蕭飛要做的是希望能盡自己最大努力,幫這些人一把,免除後顧之憂,至於如何做,心中一動,生死薄便自飛出,化作一道流光劃過天際,徑自落在豐城煌手中,一道神念便自傳入豐城隍識海,等死讓豐城隍心中一喜,蕭飛這一次算是做對了。

縱然大家都看得見生死薄飛來,但是生死薄獨有的氣機讓所有人都沒有輕舉妄動,此時見豐城隍臉色大喜,眾人卻有些不明所以,卻聽豐城隍朝馬家七叔祖一拱手道:“我家判官大人因為有要事不能親身來此,但是為了大家,卻將生死薄送來,由此生死薄在,即便是戰死,魂魄也能為生死薄所收攏,不會被瘴鬼所吞噬,算是我旬陽地府為大家盡一份心,可惜我旬陽沒有高手,不能與大家一起斬滅瘴鬼,判官大人也頗為遺憾。”
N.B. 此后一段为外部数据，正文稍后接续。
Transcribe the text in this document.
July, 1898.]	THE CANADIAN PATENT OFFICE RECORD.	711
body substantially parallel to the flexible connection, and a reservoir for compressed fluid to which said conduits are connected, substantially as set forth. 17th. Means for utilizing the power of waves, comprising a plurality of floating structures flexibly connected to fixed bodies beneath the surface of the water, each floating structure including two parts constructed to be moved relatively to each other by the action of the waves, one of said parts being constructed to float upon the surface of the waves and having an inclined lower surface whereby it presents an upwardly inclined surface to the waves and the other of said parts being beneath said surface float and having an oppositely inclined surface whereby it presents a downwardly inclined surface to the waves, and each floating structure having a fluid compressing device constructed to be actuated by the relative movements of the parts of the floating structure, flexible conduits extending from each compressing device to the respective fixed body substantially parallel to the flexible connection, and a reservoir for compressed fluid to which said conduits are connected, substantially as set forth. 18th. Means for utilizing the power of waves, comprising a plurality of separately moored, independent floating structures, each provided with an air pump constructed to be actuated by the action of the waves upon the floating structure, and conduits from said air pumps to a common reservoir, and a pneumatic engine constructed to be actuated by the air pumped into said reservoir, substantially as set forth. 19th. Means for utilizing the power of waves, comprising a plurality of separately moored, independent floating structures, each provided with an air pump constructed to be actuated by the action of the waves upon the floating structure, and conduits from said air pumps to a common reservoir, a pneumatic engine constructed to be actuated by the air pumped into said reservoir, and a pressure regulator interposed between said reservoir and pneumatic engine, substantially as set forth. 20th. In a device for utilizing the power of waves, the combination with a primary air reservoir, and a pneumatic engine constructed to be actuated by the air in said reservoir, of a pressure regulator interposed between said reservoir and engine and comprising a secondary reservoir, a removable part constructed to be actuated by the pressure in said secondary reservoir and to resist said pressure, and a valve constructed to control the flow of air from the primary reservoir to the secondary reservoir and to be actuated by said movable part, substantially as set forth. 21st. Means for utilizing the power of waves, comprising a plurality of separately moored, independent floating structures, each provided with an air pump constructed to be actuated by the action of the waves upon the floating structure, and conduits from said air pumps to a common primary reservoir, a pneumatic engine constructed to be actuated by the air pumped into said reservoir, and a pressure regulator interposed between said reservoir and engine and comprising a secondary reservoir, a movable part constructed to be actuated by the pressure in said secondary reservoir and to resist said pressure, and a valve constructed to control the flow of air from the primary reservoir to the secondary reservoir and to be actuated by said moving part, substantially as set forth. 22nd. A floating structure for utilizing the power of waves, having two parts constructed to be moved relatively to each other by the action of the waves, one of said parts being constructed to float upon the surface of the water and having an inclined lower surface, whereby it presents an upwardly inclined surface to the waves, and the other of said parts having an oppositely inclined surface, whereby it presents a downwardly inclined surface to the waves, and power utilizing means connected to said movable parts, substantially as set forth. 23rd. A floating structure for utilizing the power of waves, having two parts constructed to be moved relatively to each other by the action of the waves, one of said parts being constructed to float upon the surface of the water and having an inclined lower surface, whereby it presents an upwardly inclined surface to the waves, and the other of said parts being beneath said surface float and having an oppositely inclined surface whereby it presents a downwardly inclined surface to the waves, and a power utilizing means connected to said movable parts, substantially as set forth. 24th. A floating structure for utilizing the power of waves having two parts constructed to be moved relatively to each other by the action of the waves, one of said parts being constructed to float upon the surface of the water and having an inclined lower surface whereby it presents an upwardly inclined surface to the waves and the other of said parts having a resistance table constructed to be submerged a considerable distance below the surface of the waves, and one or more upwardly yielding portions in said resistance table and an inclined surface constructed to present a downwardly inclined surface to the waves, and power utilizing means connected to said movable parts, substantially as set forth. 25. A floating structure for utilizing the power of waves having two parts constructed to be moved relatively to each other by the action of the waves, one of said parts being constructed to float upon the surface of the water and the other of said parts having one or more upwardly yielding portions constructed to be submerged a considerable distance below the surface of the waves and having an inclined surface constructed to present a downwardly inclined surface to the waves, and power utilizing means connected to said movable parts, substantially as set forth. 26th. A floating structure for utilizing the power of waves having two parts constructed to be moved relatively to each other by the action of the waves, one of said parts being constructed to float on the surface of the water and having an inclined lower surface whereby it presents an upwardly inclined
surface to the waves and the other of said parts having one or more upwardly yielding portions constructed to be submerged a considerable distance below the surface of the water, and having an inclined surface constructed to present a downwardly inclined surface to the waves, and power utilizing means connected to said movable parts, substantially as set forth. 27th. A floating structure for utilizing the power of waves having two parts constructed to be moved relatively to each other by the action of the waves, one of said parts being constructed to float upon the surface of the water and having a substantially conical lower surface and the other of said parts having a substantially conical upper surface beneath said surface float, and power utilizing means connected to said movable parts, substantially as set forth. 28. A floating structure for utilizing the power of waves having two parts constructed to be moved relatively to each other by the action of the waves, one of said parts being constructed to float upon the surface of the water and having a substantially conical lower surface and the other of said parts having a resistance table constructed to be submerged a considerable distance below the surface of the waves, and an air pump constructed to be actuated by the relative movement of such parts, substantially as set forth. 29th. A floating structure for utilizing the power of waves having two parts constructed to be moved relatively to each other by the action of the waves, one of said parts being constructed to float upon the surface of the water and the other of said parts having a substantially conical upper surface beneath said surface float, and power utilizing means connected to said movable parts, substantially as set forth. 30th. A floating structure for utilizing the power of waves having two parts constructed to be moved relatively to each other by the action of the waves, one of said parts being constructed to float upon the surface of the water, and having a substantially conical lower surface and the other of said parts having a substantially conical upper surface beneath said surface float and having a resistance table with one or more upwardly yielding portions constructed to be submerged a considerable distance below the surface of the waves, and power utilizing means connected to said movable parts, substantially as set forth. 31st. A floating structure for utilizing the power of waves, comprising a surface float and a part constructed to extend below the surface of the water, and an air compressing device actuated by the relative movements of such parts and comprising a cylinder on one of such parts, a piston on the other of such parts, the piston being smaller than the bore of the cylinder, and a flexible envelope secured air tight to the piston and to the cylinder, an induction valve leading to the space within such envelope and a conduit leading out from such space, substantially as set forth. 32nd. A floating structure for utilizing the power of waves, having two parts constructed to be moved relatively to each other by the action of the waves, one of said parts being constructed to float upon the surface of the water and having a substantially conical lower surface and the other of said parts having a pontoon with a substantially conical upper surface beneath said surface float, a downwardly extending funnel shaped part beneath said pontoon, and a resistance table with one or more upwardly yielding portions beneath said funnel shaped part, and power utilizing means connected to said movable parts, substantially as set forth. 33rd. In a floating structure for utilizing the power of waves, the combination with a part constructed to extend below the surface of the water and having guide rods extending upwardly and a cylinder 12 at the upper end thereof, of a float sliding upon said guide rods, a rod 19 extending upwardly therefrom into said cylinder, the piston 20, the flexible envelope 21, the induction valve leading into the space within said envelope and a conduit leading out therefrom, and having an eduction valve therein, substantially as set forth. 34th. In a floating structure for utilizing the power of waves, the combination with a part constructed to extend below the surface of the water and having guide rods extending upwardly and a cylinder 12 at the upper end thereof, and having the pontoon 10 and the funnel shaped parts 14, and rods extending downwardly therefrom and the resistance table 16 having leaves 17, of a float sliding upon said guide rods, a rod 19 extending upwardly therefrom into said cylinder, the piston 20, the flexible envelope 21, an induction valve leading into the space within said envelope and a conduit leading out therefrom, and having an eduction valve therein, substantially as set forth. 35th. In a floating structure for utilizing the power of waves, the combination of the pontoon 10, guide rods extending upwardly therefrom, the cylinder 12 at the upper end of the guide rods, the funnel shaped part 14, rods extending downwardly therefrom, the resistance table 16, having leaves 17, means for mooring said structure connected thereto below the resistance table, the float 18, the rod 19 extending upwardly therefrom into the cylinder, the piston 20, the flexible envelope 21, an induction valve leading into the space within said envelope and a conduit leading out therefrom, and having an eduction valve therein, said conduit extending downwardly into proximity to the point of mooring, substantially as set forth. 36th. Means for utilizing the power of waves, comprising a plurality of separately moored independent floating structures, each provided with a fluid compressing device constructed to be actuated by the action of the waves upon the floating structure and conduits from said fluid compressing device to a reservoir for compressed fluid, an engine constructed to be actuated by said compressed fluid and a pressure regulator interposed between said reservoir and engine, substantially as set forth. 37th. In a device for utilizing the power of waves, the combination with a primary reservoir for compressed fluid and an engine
這還真是個好消息,眾人雖然抱著必死之心,可是並不代表不怕死,況且與瘴鬼征殺,一旦被害,便會被瘴鬼的怨氣所吞噬,魂魄不在,元神消散,落得個魂飛魄散,永世不能超生,卻連投胎轉世都不能,但是有生死薄在,縱然身死道消,但是魂魄還在,若是地府能法外開恩,保留一絲神念投胎轉世,來生的修為一定會更高的,一時間眾人爭相向豐城隍道謝,言明豐城隍力弱,不如暫且呆在一旁,不要參加圍殺,隻要能護住眾人魂魄,便已經是大功一件了。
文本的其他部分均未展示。